What's the use of Sproxy in purescript?

In Pursuit, it's written as

data SProxy (sym :: Symbol)
--| A value-level proxy for a type-level symbol.

and what is meant by Symbol in purescipt?


First, please note that PureScript now has polykinds since version 0.14 and most functions now use Proxy instead of SProxy. Proxy is basically a generalisation of SProxy.

About Symbols and Strings

PureScript knows value level strings (known as String) and type level strings (known as Symbol).

  • A String can have any string value at runtime. The compiler does not track the value of the string.
  • A Symbol is different, it can only have one value (but remember, it is on the type level). The compiler keeps track of this string. This allows the compiler to type check certain expressions.

Symbols in Practice

The most prominent use of Symbols is in records. The difference between a Record and a String-Map is that the compiler knows about the keys at compile time and can typecheck lookups.

Now, sometimes we need to bridge the gap between these two worlds: The type level and the value level world. Maybe you know that PureScript records are implemented as JavaScript objects in the official compiler. This means we need to somehow receive a string value from our symbol. The magical function reflectSymbol allows us to turn a symbol into a string. But a symbol is on the type level. This means we can only write a symbol where we can write types (so for example in type definition after ::). This is where the Proxy hack comes in. The SProxy is a simple value that "stores" the type by applying it.

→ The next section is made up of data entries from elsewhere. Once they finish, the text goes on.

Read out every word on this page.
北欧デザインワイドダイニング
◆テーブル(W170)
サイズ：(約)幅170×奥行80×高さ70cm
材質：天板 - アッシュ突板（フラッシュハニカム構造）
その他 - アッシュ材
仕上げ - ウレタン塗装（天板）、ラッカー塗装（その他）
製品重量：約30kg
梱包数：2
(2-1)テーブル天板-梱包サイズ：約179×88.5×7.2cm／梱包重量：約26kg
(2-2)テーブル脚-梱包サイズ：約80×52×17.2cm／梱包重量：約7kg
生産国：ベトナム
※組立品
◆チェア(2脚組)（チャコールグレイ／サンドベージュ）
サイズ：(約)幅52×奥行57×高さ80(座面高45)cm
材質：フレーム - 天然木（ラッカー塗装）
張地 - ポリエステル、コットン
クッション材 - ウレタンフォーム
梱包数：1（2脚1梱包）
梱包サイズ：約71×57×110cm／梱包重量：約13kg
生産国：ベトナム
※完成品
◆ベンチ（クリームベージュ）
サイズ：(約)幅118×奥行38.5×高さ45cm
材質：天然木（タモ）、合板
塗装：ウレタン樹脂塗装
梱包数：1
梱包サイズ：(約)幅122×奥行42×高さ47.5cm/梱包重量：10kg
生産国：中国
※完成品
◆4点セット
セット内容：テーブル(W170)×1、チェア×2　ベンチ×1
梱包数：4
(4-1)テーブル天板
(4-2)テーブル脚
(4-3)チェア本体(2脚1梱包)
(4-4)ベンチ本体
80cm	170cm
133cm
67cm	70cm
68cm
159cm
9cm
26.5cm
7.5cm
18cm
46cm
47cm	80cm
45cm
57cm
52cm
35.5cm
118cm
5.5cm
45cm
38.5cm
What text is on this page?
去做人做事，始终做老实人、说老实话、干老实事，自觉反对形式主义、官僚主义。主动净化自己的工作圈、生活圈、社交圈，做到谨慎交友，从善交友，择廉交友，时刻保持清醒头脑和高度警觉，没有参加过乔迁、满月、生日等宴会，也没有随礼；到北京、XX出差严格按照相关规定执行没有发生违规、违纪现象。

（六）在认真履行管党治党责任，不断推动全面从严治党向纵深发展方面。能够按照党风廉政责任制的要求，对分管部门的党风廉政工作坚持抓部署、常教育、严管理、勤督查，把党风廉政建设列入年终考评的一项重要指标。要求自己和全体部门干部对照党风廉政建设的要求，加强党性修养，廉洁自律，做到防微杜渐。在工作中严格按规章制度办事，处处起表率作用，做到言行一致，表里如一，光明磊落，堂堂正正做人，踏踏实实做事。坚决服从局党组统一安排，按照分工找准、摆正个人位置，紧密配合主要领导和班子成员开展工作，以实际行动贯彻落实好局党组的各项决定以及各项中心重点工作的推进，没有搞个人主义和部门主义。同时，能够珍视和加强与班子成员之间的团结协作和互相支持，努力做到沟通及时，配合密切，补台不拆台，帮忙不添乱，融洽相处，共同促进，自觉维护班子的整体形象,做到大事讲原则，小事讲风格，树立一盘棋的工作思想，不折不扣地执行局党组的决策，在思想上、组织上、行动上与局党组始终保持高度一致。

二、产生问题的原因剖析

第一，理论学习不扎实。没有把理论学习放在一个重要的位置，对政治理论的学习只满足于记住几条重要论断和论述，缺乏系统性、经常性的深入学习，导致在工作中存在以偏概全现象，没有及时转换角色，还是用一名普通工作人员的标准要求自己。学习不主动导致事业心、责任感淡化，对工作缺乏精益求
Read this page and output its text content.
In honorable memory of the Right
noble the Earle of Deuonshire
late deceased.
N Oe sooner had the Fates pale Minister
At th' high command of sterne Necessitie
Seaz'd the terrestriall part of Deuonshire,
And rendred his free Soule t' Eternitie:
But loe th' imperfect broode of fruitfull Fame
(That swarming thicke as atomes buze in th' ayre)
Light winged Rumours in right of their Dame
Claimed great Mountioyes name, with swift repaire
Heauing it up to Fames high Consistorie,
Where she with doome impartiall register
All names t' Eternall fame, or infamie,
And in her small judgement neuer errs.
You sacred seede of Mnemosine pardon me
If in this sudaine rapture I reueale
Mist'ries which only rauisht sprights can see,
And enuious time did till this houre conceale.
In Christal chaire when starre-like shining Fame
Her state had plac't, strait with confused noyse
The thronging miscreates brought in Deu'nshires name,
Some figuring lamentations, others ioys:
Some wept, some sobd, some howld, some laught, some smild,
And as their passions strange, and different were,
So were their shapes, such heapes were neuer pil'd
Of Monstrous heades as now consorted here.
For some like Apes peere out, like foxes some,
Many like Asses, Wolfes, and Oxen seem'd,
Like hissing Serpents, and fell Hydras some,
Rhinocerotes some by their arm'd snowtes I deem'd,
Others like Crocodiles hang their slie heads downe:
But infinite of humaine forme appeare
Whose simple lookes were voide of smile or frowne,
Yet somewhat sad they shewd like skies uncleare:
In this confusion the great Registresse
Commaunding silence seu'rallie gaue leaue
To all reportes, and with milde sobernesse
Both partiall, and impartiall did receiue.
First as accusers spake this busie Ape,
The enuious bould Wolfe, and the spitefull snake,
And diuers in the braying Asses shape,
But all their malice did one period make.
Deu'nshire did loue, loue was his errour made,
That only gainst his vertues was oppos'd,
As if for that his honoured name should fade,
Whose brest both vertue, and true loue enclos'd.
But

For example the get function from purescript-records allows us to get a value at a property from a record.

get :: forall proxy r r' l a. IsSymbol l => Cons l a r' r => proxy l -> Record r -> a

If we apply the first paramerter we get:

get (Proxy :: Proxy "x") :: forall r a. { x :: a | r } -> a

Now you could argue that you can get the same function by simply writing:

_.x :: forall r a. { x :: a | r } -> a

It has exactly the same type. This leads to one last question:

But why?

Well, there are certain meta programming szenarios, where you don't programm for a specific symbol, but rather for any symbol. Imagine you want to write a JSON serialiser for any record. You might want to "iterate" over every property of the record, get the value, turn the value itself into JSON and then concatinate the key value pair with all the other keys and values.

An example for such an implementation can be found here

This is maybe not the most technical explanation of it all, but this is how I understand it.